La agonía de Ricardo Peralta tras su defenestración es un albur de flores: flores al vicepresidente Chaves aunque lo haya destituido, flores al líder Alarte aunque haya maquinado su aniquilación, flores al Gobierno por haberle otorgado la oportunidad de prestar el servicio público, flores a la socialdemocracia por estar en el lugar adecuado y en el momento adecuado. Flores a la naturaleza del poder mismo, que quita y pone a sus subordinados sin ofrecer explicaciones y al que tampoco hay que pedírselas. Toda la devoción de Peralta, su pleitesía y su elegancia institucional, toda esa ética de la responsabilidad impasible a las bribonadas que le han deparado sus jefes inmediatos, toda esa obediencia reverencial que difumina los hechos y las personas en favor de un empeño mayor o de un principio elevado, sigue, tantos años después, la ruta del PCE. A veces se mata por amor. La asfixia del rostro comunista en la que participó Peralta iba unida a un legado insomne en el que a veces los sueños se desprenden de sus refugios y conquistan la realidad. Uno es, en definitiva, lo que ha sido.
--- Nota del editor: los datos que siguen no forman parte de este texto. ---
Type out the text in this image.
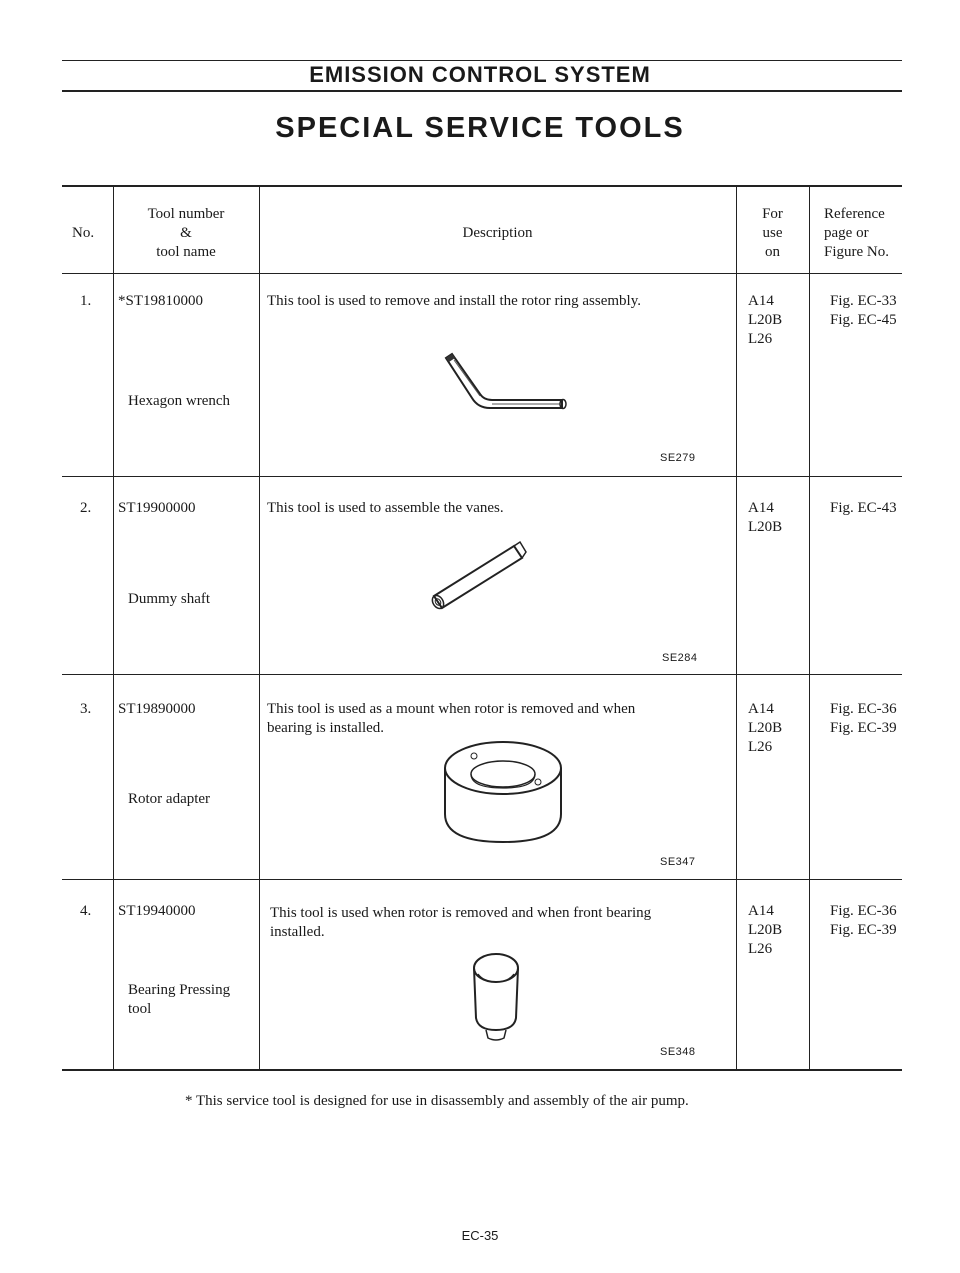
EMISSION CONTROL SYSTEM
SPECIAL SERVICE TOOLS
No.
Tool number
&
tool name
Description
For
use
on
Reference
page or
Figure No.
1. *ST19810000
Hexagon wrench
This tool is used to remove and install the rotor ring assembly.
SE279
A14
L20B
L26
Fig. EC-33
Fig. EC-45
2. ST19900000
Dummy shaft
This tool is used to assemble the vanes.
SE284
A14
L20B
Fig. EC-43
3. ST19890000
Rotor adapter
This tool is used as a mount when rotor is removed and when
bearing is installed.
SE347
A14
L20B
L26
Fig. EC-36
Fig. EC-39
4. ST19940000
Bearing Pressing
tool
This tool is used when rotor is removed and when front bearing
installed.
SE348
A14
L20B
L26
Fig. EC-36
Fig. EC-39
* This service tool is designed for use in disassembly and assembly of the air pump.
EC-35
Ante una taza de café, tal vez a Peralta se le aparezcan, en algún pliegue de la memoria, Gramsci, don José Stalin, el eurocomunismo entero de Berlinguer y Carrillo, o le convenza Marchais del pacto reformista que firmó con Miterrand en los ochenta. El rostro impenetrable de Peralta tras su derrocamiento, su retórica sobria y su hermenéutica ungida por algún oso cuyo rastro se pierde en la III Internacional moscovita, logran una representación poética de la realidad. Falsa. Un canto libre alejado de la partitura. Los navajazos no hay que contarlos. De los ríos subterráneos no hay que extraer agua mientras el líquido mane en la superficie. Las reyertas personales las ha de narrar el individualismo liberal, que para eso es individualista y liberal. Como la socialdemocracia está confundida, lo primero que ha adoptado del viejo pensamiento es la práctica en la exhibición de las peleas.

El comunismo fue el primero en llegar y el primero en marcharse. Queda, sin embargo, su atmósfera, que no sucumbe. Peralta ha dado una lección de apariencia estos días —de serenidad y circunspección— frente a determinados berrinches agotados en un metro cuadrado de suelo. Y eso que ya no pernocta en la ideología de la Verdad y de la corrección política, ni claudica a la seducción de sus utopías fósiles. Al final, los restos de la idea comunitarista universal sólo sirven para reconocer un «estilo». Algo así como el toque de distinción inglés, la caballerosidad del hidalgo castellano o la quietud del monje trapense: un tatuaje de por vida. Es el sello más fuerte del legado comunista. Y el más perdurable. El resto constituye la anunciación de una primavera que nunca llegó (llegaron otras cosas que es mejor no recordar).

Afortunadamente, las masas quedaron excomulgadas hace muchísimo tiempo de la Historia. Nadie quiere ya redimirlas —es decir, salpicarlas de sangre—, lo que nos debe rodear de alegría.